With a powdery crunch, the tip of the pencil lead snapped and slid uselessly out of the wood beneath her fingertips. It rolled across Becky’s paper, leaving a gray smudge across the question she’d been attempting to answer.
She threw down her pencil in disgust.
“Now what?” her friend Robin asked in a hushed whisper, looking out from under her carefully styled-to-look-messy thick, blonde hair. Robin glanced around quickly, looking for Mr. Nairhoft.
“My pencil is being stupid again! Besides that, I really don’t think writing an essay about the Spanish conquistadors is going to help Nana remember where her bedroom is, or not to turn on the stove,” Becky sighed, glaring at the offending question on her assignment. “I need to get home!”
“Well at least make it look like you’re working,” Robin replied with another fast glance around for the detention room monitor. “Getting another detention isn’t going to help your Nana either. It’s a good thing she can’t remember when you’re supposed to be home anymore, or you’d really be in trouble!”

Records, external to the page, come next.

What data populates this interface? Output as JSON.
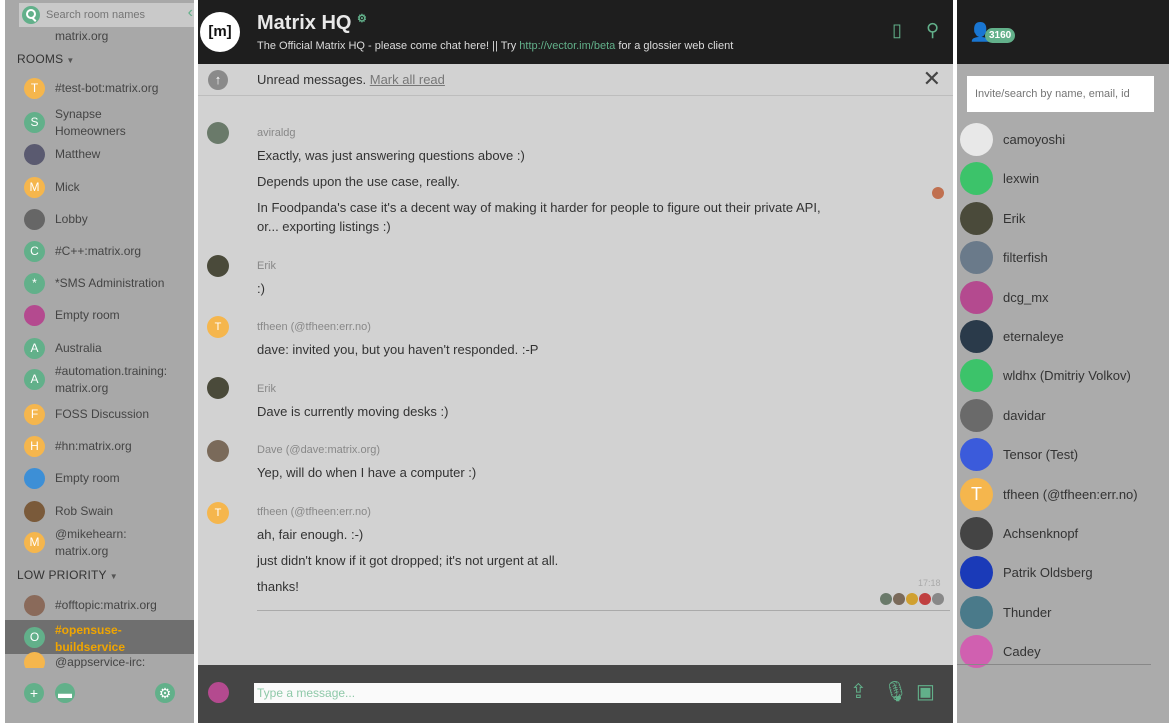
{
  "colors": {
    "accent": "#62b08a",
    "selected_room": "#f0a500",
    "header_bg": "#1e1e1e"
  },
  "left": {
    "search_placeholder": "Search room names",
    "cutoff_text": "matrix.org",
    "rooms_header": "ROOMS",
    "low_priority_header": "LOW PRIORITY",
    "rooms": [
      {
        "label": "#test-bot:matrix.org",
        "letter": "T",
        "color": "#f5b64d"
      },
      {
        "label": "Synapse Homeowners",
        "letter": "S",
        "color": "#62b08a"
      },
      {
        "label": "Matthew",
        "letter": "",
        "color": "#5a5a70"
      },
      {
        "label": "Mick",
        "letter": "M",
        "color": "#f5b64d"
      },
      {
        "label": "Lobby",
        "letter": "",
        "color": "#666666"
      },
      {
        "label": "#C++:matrix.org",
        "letter": "C",
        "color": "#62b08a"
      },
      {
        "label": "*SMS Administration",
        "letter": "*",
        "color": "#62b08a"
      },
      {
        "label": "Empty room",
        "letter": "",
        "color": "#b44a8f"
      },
      {
        "label": "Australia",
        "letter": "A",
        "color": "#62b08a"
      },
      {
        "label": "#automation.training: matrix.org",
        "letter": "A",
        "color": "#62b08a"
      },
      {
        "label": "FOSS Discussion",
        "letter": "F",
        "color": "#f5b64d"
      },
      {
        "label": "#hn:matrix.org",
        "letter": "H",
        "color": "#f5b64d"
      },
      {
        "label": "Empty room",
        "letter": "",
        "color": "#3d8fd6"
      },
      {
        "label": "Rob Swain",
        "letter": "",
        "color": "#7a5a3a"
      },
      {
        "label": "@mikehearn: matrix.org",
        "letter": "M",
        "color": "#f5b64d"
      }
    ],
    "low_priority": [
      {
        "label": "#offtopic:matrix.org",
        "letter": "",
        "color": "#8a6a5a"
      },
      {
        "label": "#opensuse-buildservice",
        "letter": "O",
        "color": "#62b08a"
      },
      {
        "label": "@appservice-irc:",
        "letter": "",
        "color": "#f5b64d"
      }
    ]
  },
  "header": {
    "logo": "[m]",
    "title": "Matrix HQ",
    "topic_pre": "The Official Matrix HQ - please come chat here! || Try ",
    "topic_link": "http://vector.im/beta",
    "topic_post": " for a glossier web client"
  },
  "unread": {
    "text": "Unread messages.",
    "link": "Mark all read"
  },
  "messages": [
    {
      "sender": "aviraldg",
      "avatar_color": "#6a7a6a",
      "letter": "",
      "lines": [
        "Exactly, was just answering questions above :)",
        "Depends upon the use case, really.",
        "In Foodpanda's case it's a decent way of making it harder for people to figure out their private API,",
        "or... exporting listings :)"
      ]
    },
    {
      "sender": "Erik",
      "avatar_color": "#4a4a3a",
      "letter": "",
      "lines": [
        ":)"
      ]
    },
    {
      "sender": "tfheen (@tfheen:err.no)",
      "avatar_color": "#f5b64d",
      "letter": "T",
      "lines": [
        "dave: invited you, but you haven't responded. :-P"
      ]
    },
    {
      "sender": "Erik",
      "avatar_color": "#4a4a3a",
      "letter": "",
      "lines": [
        "Dave is currently moving desks :)"
      ]
    },
    {
      "sender": "Dave (@dave:matrix.org)",
      "avatar_color": "#7a6a5a",
      "letter": "",
      "lines": [
        "Yep, will do when I have a computer :)"
      ]
    },
    {
      "sender": "tfheen (@tfheen:err.no)",
      "avatar_color": "#f5b64d",
      "letter": "T",
      "lines": [
        "ah, fair enough. :-)",
        "just didn't know if it got dropped; it's not urgent at all.",
        "thanks!"
      ]
    }
  ],
  "last_timestamp": "17:18",
  "composer": {
    "placeholder": "Type a message..."
  },
  "members": {
    "count": "3160",
    "invite_placeholder": "Invite/search by name, email, id",
    "list": [
      {
        "name": "camoyoshi",
        "color": "#e8e8e8",
        "letter": ""
      },
      {
        "name": "lexwin",
        "color": "#3cc36a",
        "letter": ""
      },
      {
        "name": "Erik",
        "color": "#4a4a3a",
        "letter": ""
      },
      {
        "name": "filterfish",
        "color": "#6a7a8a",
        "letter": ""
      },
      {
        "name": "dcg_mx",
        "color": "#b44a8f",
        "letter": ""
      },
      {
        "name": "eternaleye",
        "color": "#2a3a4a",
        "letter": ""
      },
      {
        "name": "wldhx (Dmitriy Volkov)",
        "color": "#3cc36a",
        "letter": ""
      },
      {
        "name": "davidar",
        "color": "#6a6a6a",
        "letter": ""
      },
      {
        "name": "Tensor (Test)",
        "color": "#3b5bdb",
        "letter": ""
      },
      {
        "name": "tfheen (@tfheen:err.no)",
        "color": "#f5b64d",
        "letter": "T"
      },
      {
        "name": "Achsenknopf",
        "color": "#444444",
        "letter": ""
      },
      {
        "name": "Patrik Oldsberg",
        "color": "#1a3ab8",
        "letter": ""
      },
      {
        "name": "Thunder",
        "color": "#4a7a8a",
        "letter": ""
      },
      {
        "name": "Cadey",
        "color": "#d060b0",
        "letter": ""
      }
    ]
  }
}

“Is there a problem here, ladies?” Mr. Nairhoft said in a smooth, arrogant voice. “Rebecca?”
“Sorry, Mr. Nairhoft,” Becky apologized with a sweet smile. She really, really hated it when people called her “Rebecca.”

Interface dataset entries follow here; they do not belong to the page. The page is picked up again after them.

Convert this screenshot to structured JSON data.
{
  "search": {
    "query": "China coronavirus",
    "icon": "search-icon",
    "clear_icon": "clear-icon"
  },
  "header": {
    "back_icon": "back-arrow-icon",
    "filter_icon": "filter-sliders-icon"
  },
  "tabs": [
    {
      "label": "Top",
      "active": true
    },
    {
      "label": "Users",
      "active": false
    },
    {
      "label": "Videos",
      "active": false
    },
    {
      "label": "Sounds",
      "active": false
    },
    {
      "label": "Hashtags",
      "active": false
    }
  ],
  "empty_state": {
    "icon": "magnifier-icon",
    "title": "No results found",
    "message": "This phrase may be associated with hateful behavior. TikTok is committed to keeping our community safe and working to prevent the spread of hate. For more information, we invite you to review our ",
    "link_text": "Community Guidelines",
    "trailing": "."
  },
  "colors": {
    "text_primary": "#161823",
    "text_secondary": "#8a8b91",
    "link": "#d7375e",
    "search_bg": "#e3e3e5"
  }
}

“This is the third time today my pencil’s broken,” she went on. “And I got frustrated with it. I’m sorry to have caused a disruption. May I go sharpen it again? That might help it, at least through the end of detention, anyway.”
Becky gazed up at the tall, rail-thin Mr. Nairhoft, hoping her repentant smile would earn her his permission.

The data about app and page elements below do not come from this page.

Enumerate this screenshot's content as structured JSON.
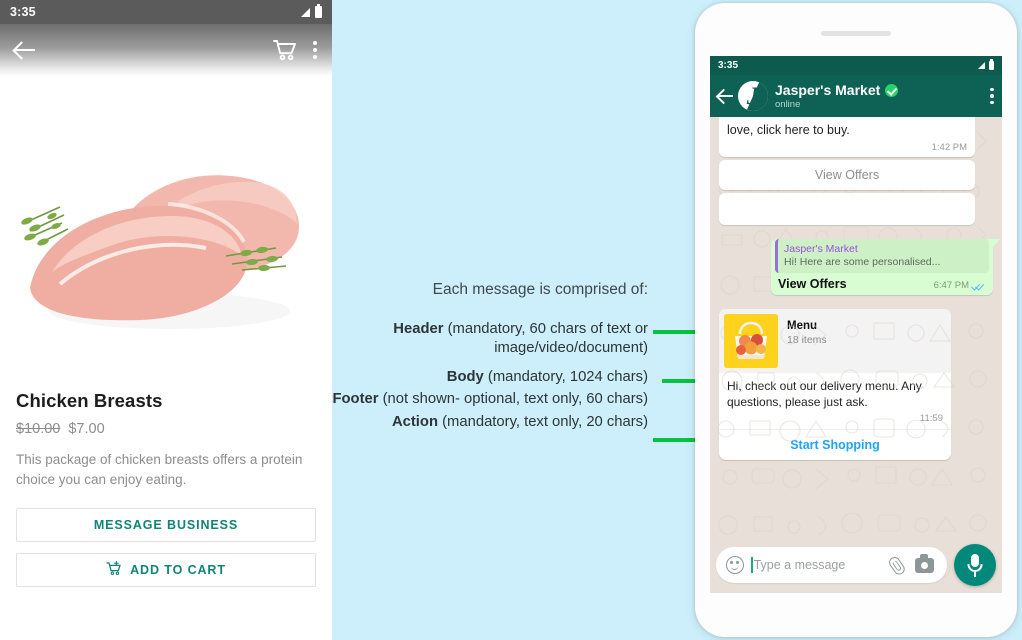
{
  "left_phone": {
    "status_bar": {
      "time": "3:35",
      "signal_icon": "signal-triangle-icon",
      "battery_icon": "battery-icon"
    },
    "app_bar": {
      "back_icon": "back-arrow-icon",
      "cart_icon": "shopping-cart-icon",
      "overflow_icon": "more-vertical-icon"
    },
    "product": {
      "image_alt": "chicken-breasts-photo",
      "title": "Chicken Breasts",
      "price_old": "$10.00",
      "price_new": "$7.00",
      "description": "This package of chicken breasts offers a protein choice you can enjoy eating.",
      "buttons": [
        {
          "label": "MESSAGE BUSINESS",
          "icon": null
        },
        {
          "label": "ADD TO CART",
          "icon": "add-to-cart-icon"
        }
      ]
    }
  },
  "annotations": {
    "heading": "Each message is comprised of:",
    "rows": [
      {
        "term": "Header",
        "detail": "(mandatory, 60 chars of text or image/video/document)",
        "has_connector": true
      },
      {
        "term": "Body",
        "detail": "(mandatory, 1024 chars)",
        "has_connector": true
      },
      {
        "term": "Footer",
        "detail": "(not shown- optional, text only, 60 chars)",
        "has_connector": false
      },
      {
        "term": "Action",
        "detail": "(mandatory, text only, 20 chars)",
        "has_connector": true
      }
    ],
    "connector_color": "#07c23e"
  },
  "right_phone": {
    "status_bar": {
      "time": "3:35"
    },
    "chat_header": {
      "back_icon": "back-arrow-icon",
      "avatar_letter": "J",
      "contact_name": "Jasper's Market",
      "verified_icon": "verified-badge-icon",
      "status": "online",
      "overflow_icon": "more-vertical-icon"
    },
    "messages": {
      "incoming_top": {
        "text": "love, click here to buy.",
        "time": "1:42 PM",
        "action_label": "View Offers"
      },
      "outgoing": {
        "quote_name": "Jasper's Market",
        "quote_text": "Hi! Here are some personalised...",
        "action_label": "View Offers",
        "time": "6:47 PM",
        "read_receipt_icon": "double-check-icon"
      },
      "card": {
        "thumb_alt": "fruit-basket-thumbnail",
        "title": "Menu",
        "subtitle": "18 items",
        "body": "Hi, check out our delivery menu. Any questions, please just ask.",
        "time": "11:59",
        "action_label": "Start Shopping"
      }
    },
    "composer": {
      "emoji_icon": "emoji-icon",
      "placeholder": "Type a message",
      "attach_icon": "paperclip-icon",
      "camera_icon": "camera-icon",
      "mic_icon": "microphone-icon"
    }
  },
  "colors": {
    "page_background": "#cdeefb",
    "whatsapp_header": "#0d6155",
    "accent_green": "#07c23e",
    "teal_button": "#0f8478",
    "link_blue": "#1fa5f3"
  }
}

“Does anyone have an extra pencil Miss MacDonnell can borrow?” Mr. Nairhoft asked loudly, turning around to view the detention hall, which was really just the cafeteria with the tables moved around a little. He’d glanced around so fast that he couldn’t have even bothered to see if anyone had an answer to his question. “No?”
Mr. Nairhoft turned back to Becky with that stupid fake smile he always had plastered on his face.
“Here, Mr. Nairhoft,” said a voice from the far table in the corner.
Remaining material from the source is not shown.